Netflix may soon have to adapt its revenue strategy for a much more competitive world of streaming services, adding ads to its streaming content. Well a new report now states that if Netflix were to proceed with adding ads to its content, it would be a very costly choice for the company.
In fact, current projections indicate that Netflix adds could end up driving away a quarter of the current subscriber base.
CNBC has the breakdown of a new report from Hub Entertainment Research, which reportedly did an initial survey of 1,765 Netflix subscribers (ages 16 to 74), to see how they would react to the implementation of ads into the service. 23% of subscribers reportedly indicated that they would drop Netfix altogether if it started showing adds - that percentage equates to about 14 million of the current 60 million paid subscriber base.
It wasn't all bad news for Netflix, however, as there was a clear and decisive way to deter subscriber loss in an ad-based model, by simply lowering the monthly subscription price. Only 14% of subscribers would leave an ad-based Netflix, if the monthly price was dropped by $2; a $3 discount would only cause 12% of subscribers to head for the door.
Netflix subscribers started getting wary last summer, when the streaming service began running targeted content previews after episodes or movies were finished. That led to speculation that ads were on the way, but Netflix has always maintained the line that the platform was not headed that way. In fact, in 2015 CEO Reed Hastings addressed the mater publicly, saying: "Our content is our crown jewel. It's up to us to take [subscribers'] money and turn it into great content for their viewing benefit."

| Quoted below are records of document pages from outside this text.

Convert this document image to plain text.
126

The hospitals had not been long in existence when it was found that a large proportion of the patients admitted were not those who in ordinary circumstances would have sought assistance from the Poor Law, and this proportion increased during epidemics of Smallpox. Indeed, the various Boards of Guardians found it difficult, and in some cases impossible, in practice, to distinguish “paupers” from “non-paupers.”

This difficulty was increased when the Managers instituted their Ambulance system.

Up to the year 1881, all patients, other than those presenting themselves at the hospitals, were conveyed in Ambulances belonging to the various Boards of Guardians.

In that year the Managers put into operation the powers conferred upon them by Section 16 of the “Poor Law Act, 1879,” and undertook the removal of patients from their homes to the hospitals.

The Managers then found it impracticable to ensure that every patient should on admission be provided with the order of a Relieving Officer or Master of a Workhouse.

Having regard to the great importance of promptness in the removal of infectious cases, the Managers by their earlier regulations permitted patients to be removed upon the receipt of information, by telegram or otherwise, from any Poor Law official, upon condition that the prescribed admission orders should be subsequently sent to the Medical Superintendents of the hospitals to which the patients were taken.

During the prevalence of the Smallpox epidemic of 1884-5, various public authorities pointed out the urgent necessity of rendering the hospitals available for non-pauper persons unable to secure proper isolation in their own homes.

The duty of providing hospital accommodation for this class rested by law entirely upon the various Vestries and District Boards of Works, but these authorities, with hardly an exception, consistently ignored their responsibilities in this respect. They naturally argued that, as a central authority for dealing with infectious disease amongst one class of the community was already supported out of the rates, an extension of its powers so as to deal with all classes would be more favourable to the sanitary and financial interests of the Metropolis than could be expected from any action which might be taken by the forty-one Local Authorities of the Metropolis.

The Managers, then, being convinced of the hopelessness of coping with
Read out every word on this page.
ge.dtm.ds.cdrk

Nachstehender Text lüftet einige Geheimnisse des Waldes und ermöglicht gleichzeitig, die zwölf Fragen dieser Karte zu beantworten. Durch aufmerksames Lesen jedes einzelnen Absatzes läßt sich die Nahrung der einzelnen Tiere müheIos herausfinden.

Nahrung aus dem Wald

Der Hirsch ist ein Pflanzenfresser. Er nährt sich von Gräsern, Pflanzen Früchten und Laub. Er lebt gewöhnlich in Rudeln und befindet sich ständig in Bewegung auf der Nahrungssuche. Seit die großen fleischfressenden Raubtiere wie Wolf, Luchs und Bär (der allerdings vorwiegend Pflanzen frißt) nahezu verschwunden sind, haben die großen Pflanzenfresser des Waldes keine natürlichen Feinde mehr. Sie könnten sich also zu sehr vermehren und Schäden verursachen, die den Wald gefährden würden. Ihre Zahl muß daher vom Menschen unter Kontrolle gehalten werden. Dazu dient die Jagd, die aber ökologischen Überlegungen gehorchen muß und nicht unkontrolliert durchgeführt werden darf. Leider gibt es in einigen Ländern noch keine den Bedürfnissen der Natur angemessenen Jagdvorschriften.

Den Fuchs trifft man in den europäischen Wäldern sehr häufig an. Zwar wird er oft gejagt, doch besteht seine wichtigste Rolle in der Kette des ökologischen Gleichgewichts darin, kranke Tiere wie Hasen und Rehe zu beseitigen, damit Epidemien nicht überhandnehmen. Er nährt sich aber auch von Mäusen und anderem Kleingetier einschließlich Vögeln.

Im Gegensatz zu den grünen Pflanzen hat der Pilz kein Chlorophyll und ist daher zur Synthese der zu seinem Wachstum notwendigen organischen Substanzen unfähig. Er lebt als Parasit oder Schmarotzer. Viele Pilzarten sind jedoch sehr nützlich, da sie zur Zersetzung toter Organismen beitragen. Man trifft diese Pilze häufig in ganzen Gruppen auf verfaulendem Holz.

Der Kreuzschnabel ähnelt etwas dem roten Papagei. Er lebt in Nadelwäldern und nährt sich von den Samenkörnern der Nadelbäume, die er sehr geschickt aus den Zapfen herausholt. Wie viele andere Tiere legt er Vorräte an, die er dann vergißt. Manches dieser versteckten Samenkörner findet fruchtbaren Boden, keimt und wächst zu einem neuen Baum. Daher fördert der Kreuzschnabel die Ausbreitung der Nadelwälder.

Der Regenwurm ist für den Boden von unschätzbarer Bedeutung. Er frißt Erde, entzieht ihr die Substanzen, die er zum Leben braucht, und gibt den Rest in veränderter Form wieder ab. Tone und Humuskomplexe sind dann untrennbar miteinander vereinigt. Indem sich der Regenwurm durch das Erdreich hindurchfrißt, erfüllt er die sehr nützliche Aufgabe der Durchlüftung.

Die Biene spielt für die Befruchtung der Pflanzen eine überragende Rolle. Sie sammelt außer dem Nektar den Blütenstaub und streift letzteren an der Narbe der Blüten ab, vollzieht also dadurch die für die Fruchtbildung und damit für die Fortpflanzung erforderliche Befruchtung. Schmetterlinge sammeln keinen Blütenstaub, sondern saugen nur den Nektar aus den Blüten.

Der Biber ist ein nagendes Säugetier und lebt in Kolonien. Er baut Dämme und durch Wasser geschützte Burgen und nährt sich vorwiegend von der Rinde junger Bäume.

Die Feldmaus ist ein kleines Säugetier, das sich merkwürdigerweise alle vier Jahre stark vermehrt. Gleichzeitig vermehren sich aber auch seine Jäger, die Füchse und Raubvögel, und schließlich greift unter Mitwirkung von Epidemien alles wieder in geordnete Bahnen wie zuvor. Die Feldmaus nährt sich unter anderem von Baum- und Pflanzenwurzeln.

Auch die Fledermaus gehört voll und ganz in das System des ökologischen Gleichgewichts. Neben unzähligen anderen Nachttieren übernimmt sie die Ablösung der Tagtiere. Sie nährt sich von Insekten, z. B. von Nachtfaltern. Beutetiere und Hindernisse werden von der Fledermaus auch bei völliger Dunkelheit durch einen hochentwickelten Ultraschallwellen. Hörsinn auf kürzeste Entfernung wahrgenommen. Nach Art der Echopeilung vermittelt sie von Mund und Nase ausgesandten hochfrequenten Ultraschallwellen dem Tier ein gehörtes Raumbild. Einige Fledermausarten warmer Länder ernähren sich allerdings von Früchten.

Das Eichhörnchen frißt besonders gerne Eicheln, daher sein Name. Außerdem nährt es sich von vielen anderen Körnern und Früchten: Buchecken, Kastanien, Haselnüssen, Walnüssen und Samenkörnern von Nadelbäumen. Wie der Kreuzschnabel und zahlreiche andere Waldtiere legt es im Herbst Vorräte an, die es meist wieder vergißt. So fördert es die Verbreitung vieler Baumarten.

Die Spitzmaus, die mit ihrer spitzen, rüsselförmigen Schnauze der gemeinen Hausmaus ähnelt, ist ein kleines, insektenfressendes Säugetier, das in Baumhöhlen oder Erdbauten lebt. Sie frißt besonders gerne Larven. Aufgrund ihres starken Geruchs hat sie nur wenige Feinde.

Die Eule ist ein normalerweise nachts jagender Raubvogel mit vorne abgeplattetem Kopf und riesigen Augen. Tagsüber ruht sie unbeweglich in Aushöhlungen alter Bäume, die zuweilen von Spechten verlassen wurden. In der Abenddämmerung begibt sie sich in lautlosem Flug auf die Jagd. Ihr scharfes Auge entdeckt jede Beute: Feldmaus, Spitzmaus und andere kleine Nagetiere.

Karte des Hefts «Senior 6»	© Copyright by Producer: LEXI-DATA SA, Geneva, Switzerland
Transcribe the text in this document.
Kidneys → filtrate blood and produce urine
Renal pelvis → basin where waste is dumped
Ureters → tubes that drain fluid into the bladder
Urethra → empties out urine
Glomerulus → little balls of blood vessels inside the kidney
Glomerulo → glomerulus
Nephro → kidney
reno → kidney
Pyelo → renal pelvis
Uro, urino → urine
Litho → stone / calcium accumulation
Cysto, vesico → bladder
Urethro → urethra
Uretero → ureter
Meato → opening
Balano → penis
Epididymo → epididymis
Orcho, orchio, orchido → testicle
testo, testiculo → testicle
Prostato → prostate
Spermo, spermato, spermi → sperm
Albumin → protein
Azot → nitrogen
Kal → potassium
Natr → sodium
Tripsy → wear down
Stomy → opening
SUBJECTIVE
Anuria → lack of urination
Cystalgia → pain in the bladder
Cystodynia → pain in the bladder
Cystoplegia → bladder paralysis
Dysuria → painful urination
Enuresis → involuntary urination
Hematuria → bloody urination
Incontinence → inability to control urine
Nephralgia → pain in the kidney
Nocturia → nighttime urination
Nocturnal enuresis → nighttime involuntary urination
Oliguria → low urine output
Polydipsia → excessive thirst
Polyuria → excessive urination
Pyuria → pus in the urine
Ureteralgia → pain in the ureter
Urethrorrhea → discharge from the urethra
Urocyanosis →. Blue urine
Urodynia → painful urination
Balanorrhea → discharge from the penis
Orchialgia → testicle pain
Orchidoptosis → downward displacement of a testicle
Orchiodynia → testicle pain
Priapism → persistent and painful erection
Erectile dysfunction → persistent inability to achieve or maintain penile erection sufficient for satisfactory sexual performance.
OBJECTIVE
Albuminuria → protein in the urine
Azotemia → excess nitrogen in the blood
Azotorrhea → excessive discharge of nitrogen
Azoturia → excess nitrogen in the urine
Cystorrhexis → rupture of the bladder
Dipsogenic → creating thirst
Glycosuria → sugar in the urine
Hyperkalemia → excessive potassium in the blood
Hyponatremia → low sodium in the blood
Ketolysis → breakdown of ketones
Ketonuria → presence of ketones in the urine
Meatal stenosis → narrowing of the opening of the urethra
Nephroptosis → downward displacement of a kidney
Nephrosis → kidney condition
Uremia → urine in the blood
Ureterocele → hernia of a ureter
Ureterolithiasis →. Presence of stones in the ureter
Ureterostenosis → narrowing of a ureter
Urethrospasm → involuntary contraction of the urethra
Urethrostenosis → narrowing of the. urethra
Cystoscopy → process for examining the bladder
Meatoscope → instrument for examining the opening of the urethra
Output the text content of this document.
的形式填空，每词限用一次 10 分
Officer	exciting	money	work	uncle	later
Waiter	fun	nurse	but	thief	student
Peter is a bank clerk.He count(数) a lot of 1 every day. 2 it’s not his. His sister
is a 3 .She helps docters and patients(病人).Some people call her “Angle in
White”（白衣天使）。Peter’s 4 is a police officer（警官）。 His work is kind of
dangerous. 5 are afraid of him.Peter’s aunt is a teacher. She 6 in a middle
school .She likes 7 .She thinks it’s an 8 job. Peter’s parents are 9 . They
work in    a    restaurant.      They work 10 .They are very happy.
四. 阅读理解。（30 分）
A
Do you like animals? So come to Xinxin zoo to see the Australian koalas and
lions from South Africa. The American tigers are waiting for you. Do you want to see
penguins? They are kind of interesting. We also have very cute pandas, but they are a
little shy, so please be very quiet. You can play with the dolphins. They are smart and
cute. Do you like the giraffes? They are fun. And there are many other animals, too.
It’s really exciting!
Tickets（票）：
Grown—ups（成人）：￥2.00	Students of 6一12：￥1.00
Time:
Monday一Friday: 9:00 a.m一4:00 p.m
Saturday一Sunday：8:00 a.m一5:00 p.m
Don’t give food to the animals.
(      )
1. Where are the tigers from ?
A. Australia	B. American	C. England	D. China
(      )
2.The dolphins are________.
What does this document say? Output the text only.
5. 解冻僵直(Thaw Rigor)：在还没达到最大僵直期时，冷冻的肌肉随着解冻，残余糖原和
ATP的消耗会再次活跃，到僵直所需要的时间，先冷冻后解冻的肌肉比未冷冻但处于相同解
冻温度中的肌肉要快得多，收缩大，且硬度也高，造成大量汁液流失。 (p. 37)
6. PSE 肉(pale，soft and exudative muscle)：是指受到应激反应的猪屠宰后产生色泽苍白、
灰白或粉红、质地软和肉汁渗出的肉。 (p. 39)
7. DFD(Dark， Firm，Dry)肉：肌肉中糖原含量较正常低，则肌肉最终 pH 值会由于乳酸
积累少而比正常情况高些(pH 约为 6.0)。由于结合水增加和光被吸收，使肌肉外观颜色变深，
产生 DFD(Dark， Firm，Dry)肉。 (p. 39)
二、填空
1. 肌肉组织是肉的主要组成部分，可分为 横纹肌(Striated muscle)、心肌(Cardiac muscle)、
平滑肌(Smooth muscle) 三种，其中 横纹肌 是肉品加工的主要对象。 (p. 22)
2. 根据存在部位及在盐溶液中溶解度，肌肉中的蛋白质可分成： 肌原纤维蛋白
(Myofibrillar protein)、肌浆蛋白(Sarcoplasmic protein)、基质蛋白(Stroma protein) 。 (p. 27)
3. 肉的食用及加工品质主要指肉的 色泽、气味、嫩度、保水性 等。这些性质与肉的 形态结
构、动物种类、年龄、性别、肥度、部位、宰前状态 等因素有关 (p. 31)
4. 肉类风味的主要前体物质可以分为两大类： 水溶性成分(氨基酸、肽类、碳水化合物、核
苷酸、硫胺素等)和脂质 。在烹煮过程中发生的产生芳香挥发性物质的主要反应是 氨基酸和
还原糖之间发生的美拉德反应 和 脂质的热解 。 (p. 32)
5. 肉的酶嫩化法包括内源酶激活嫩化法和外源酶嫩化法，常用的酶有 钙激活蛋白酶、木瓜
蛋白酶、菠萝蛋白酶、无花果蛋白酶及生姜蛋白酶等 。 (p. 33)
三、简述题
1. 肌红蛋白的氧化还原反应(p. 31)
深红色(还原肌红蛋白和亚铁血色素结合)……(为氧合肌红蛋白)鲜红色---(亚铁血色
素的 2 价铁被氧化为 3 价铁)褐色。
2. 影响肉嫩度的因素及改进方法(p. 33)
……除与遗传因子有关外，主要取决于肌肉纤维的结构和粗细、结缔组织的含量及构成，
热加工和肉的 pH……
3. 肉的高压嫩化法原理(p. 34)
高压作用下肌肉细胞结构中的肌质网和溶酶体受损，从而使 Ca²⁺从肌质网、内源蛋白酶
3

That dedication hasn't stopped industry analysts from predicting that Netflix is going to eventually implement ads - mainly due to the fact that ads would earn Netflix billions in revenue. As analyst Mark Kelley put it:
"An ad-supported tier could [also] provide a lift to free cash flow, reducing the need for Netflix to raise debt frequently, especially beyond 2021 into a potentially rising rate environment," Kelley wrote in a note to clients.
For right now, this is all just speculation and projection, but that grace period will not last too much longer. This fall will mark the launch of Disney's Disney+ streaming service, which is expected to quickly become Netflix's biggest competitor. Disney's 20th Century Fox acquisition will also give it a controlling stake in the Hulu streaming service, which is arguably Netflix's current big competitor. That's a major one-two punch to Netflix's market share on the horizon, and it still remains to be scene how the company will react, if Disney steals some major market share out of the gate.
Netflix is currently streaming ad-free. Enjoy it while you can.